- Theatrical release poster
- Directed by: R. Thyagarajan
- Written by: Vietnam Veedu Sundaram (dialogues)
- Produced by: C. Dhandayudhapani
- Starring: Vijayakanth Radha Ravi Nalini
- Cinematography: V. Ramamoorthy
- Edited by: M. G. Balurao
- Music by: Ilaiyaraaja
- Production company: Thevar Films
- Release date: 31 May 1985;
- Running time: 100 minutes
- Country: India
- Language: Tamil

= Annai Bhoomi =

1985 film

Annai Bhoomi is a 1985 Indian Tamil-language action film directed by R. Thyagarajan and produced by Thevar Films. The film stars Vijayakanth, Radha Ravi and Nalini. It is the first 3D film in Tamil cinema. The film was released on 31 May 1985. It was remade in Kannada as Namma Bhoomi.

== Plot ==

Two friends Raja and Somu are hired to kill a General Prabhakar. They kidnap him but have a change of heart when they learn that he actually tried to help them.

== Soundtrack ==
The soundtrack was composed by Ilaiyaraaja, with lyrics by Vaali.

| Track | Singers |
|---|---|
| "Oh Julie Julie Jolly" | S. Janaki, Dr.
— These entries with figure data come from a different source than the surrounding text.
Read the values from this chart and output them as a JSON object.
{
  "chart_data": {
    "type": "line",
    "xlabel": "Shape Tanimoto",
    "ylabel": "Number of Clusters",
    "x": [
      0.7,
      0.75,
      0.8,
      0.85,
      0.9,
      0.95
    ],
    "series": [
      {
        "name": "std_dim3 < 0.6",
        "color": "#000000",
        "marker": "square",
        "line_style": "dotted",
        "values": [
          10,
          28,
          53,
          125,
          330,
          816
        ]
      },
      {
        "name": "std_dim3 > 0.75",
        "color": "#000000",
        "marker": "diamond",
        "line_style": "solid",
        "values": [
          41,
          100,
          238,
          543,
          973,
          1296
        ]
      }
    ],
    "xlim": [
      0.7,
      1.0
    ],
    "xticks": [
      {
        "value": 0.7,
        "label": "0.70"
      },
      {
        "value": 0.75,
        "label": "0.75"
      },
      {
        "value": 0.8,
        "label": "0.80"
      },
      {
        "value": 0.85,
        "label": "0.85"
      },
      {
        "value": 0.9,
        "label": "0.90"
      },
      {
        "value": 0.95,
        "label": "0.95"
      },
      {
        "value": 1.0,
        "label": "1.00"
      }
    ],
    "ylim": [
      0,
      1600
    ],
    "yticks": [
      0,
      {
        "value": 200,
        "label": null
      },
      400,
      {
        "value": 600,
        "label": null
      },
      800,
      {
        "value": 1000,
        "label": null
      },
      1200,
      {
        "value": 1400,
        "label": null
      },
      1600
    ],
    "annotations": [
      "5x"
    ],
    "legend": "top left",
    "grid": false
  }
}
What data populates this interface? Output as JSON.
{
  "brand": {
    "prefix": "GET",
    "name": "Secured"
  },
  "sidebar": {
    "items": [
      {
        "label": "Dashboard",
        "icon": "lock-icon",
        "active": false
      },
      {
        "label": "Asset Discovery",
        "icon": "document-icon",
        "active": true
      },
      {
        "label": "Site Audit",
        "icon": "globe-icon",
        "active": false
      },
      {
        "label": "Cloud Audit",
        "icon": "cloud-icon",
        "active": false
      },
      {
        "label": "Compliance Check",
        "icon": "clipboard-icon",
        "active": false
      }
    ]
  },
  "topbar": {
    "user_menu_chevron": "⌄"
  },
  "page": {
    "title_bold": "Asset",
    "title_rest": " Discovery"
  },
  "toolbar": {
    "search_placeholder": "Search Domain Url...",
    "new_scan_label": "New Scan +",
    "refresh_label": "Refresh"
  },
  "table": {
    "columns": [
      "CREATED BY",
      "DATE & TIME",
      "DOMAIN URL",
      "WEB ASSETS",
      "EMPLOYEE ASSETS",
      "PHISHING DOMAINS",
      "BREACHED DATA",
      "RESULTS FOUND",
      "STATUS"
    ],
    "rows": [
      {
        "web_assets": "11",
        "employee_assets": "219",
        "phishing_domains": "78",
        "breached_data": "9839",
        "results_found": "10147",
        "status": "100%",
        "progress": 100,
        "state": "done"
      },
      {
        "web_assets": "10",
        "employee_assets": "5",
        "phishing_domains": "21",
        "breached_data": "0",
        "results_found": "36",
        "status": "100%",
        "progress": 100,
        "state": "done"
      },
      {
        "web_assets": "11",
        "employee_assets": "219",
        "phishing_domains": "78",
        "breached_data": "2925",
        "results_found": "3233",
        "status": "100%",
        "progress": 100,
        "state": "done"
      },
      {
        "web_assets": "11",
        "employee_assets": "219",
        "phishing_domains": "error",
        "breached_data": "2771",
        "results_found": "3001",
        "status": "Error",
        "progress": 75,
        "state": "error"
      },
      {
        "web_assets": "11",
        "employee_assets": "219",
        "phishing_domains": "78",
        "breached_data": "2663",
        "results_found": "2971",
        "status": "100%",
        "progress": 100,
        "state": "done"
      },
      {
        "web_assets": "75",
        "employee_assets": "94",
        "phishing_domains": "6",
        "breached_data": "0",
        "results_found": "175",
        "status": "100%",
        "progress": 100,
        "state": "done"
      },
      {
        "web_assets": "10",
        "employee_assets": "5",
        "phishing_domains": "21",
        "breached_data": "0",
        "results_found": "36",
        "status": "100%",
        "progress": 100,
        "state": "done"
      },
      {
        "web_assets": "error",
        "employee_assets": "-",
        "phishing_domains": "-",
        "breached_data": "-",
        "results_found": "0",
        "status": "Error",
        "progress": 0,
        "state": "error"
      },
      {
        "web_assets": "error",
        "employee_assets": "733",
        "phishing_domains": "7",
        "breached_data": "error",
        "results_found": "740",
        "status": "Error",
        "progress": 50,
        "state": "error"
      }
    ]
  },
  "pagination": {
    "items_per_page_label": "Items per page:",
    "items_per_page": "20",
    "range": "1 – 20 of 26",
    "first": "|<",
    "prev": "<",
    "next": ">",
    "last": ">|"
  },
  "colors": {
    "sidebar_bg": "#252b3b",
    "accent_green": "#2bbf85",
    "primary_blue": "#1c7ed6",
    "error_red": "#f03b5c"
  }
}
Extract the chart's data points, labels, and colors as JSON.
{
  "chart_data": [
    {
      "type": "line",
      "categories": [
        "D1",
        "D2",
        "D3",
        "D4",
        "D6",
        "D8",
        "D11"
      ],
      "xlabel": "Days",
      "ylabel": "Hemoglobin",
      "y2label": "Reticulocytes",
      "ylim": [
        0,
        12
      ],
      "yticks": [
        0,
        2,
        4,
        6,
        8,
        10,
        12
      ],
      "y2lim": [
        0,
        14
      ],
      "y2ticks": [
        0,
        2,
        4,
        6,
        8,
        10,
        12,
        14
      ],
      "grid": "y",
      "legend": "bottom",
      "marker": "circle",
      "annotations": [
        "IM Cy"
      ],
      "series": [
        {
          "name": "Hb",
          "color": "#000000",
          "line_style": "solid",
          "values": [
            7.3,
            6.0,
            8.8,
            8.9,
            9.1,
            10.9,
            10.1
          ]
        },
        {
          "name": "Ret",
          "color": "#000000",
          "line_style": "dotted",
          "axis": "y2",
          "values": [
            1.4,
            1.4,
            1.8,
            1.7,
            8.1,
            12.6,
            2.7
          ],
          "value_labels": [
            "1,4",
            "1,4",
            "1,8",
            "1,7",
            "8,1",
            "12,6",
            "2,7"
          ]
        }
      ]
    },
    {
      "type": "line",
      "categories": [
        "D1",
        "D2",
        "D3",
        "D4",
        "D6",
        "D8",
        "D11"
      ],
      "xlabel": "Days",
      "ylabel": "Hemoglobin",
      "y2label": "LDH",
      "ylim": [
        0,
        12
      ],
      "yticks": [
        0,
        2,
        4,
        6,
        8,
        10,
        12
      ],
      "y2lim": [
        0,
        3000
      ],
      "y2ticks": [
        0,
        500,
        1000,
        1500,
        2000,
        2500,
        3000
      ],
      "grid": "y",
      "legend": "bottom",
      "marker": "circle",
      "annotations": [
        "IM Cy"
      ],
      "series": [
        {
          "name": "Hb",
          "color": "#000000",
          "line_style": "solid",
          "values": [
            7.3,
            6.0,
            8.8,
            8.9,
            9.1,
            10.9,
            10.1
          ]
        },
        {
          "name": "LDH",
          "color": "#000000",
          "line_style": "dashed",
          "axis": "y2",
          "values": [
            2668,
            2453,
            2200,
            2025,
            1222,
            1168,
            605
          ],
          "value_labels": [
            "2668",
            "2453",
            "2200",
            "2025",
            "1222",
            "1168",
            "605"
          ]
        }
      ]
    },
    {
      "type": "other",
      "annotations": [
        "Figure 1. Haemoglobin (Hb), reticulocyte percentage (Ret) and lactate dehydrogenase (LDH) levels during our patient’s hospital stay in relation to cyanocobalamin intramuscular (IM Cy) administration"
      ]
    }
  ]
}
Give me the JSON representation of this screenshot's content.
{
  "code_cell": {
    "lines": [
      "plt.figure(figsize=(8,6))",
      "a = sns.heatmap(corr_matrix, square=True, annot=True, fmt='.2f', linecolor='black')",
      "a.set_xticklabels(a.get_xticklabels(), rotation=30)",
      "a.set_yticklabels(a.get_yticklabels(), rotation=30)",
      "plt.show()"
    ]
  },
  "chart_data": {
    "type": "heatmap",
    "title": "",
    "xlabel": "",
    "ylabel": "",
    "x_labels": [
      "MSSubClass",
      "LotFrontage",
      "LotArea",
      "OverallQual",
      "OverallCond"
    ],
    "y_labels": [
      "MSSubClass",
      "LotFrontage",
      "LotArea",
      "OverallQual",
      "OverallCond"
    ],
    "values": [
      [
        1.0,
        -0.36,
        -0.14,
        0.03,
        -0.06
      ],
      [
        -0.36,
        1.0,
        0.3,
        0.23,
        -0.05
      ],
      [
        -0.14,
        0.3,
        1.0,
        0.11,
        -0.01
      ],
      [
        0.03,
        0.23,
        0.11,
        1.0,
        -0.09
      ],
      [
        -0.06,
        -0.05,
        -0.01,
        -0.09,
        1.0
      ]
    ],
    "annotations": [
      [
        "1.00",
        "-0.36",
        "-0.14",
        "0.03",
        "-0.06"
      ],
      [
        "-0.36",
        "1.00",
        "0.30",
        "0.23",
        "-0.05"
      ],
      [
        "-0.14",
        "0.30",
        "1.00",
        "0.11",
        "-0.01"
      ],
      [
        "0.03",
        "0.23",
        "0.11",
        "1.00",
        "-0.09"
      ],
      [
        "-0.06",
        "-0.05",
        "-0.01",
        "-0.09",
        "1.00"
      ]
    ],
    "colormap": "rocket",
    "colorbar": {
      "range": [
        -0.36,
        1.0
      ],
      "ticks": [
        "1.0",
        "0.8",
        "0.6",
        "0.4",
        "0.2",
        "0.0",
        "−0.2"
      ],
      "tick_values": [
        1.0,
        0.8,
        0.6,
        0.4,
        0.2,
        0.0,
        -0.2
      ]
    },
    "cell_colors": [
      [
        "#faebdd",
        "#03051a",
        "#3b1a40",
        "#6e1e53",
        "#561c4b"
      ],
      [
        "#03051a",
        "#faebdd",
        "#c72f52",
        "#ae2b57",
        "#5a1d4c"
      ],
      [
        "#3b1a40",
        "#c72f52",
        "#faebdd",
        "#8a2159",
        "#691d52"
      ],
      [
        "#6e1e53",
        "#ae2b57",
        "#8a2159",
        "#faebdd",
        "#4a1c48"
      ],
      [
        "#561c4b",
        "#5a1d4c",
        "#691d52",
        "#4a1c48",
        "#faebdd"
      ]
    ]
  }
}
Grubb Singh, Chorus |
| "Puthakathai" | Malaysia Vasudevan, S. Janaki |
| "Raththiri Raththiri" | S. P. Balasubrahmanyam, S. Janaki |

== Critical reception ==
Jayamanmadhan of Kalki wrote that despite being a cardboard castle it looks decorative. Balumani of Anna praised the technical crew and Thevar Films for their hard work and efforts.